2. Essa decisão era digna de um santo de cabelos brancos, que havia experimentado desde a juventude a bondade do Senhor a quem se consagrara e as vantagens de servi-lo.
Como seria desejável que todos os que provaram que o Senhor é bondoso, todos aqueles que ele retirou da terra do Egito, da escravidão do pecado — especialmente aqueles que estão unidos em comunhão cristã —, adotassem essa sábia decisão!
Então, a obra do Senhor prosperaria em nossa terra. Sua Palavra se espalharia e seria glorificada. Multidões de pecadores, em todos os lugares, estenderiam as mãos para Deus, até que a glória do Senhor cobrisse a terra como as águas cobrem o mar.
3. Qual será, porém, a consequência caso não adotem essa decisão; caso a religião familiar seja negligenciada e não se cuide da nova geração?
O atual avivamento religioso não desaparecerá em pouco tempo? Não será, como disse um historiador a respeito da nascente república romana, res unius aetatis, “um acontecimento que começa e termina dentro de uma única geração”?
Não confirmará a melancólica observação de Lutero: “Um avivamento religioso raramente dura mais de uma geração”? Por geração, como ele próprio explicou, entendia um período de trinta anos.
Bendito seja Deus, porém, porque essa observação não se aplica inteiramente ao presente caso. Este avivamento, iniciado em 1729, já permanece há mais de cinquenta anos.
4. Não observamos, porém, algumas consequências tristes do fato de pessoas boas não adotarem essa decisão?
Não surgiu, mesmo durante esse período e até mesmo entre filhos de pais piedosos, uma geração que não conhece o Senhor, não possui seu amor no coração nem seu temor diante dos olhos?
Quantos desprezam o conselho dos pais e zombam da orientação das mães! Quantos são inteiramente estranhos à verdadeira religião, à sua vida e ao seu poder!
Não poucos abandonaram toda religião e entregaram-se a diversas espécies de maldade.
É verdade que isso poderá acontecer algumas vezes até mesmo com filhos cuidadosamente educados na piedade. Conheci alguns exemplos, mas não muitos.
Geralmente, a maldade dos filhos decorre de algum erro ou negligência dos pais. Esta é uma regra geral, embora não universal e sujeita a algumas exceções:
“Ensine a criança no caminho em que deve andar, e ainda quando for velho não se desviará dele” (Provérbios 22.6).

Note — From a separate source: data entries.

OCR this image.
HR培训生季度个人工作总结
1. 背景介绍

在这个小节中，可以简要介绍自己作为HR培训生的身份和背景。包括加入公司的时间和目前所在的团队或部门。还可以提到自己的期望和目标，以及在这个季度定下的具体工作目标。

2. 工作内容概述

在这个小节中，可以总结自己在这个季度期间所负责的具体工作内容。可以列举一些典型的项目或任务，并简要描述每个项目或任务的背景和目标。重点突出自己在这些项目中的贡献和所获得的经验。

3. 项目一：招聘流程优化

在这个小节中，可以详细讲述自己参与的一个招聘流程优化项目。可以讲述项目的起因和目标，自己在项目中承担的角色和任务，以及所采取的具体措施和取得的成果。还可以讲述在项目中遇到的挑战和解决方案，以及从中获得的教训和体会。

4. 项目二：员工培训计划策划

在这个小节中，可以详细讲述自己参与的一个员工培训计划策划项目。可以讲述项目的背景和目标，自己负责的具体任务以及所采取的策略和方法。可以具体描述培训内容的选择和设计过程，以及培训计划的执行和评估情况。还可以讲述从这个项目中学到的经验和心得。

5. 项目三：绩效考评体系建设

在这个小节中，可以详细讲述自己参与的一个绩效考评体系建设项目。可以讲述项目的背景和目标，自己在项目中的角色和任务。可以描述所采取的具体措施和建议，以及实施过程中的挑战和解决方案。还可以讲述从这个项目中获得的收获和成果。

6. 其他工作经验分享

5. Qual é, porém, o significado desta decisão: “Eu e a minha casa serviremos o Senhor”?
Para compreendê-la e praticá-la, consideraremos:
I. O que significa servir ao Senhor;
II. Quem está incluído na expressão “a minha casa”;
III. O que podemos fazer para que nós e nossa casa sirvamos ao Senhor.
1. Perguntemos, primeiramente, o que significa “servir ao Senhor”, não simplesmente como judeu, mas como cristão; não apenas mediante um serviço exterior — embora alguns judeus tenham avançado além disso —, mas com o serviço interior do coração, adorando-o “em espírito e em verdade” (João 4.24).
A primeira coisa incluída nesse serviço é a fé: crer no nome do Filho de Deus.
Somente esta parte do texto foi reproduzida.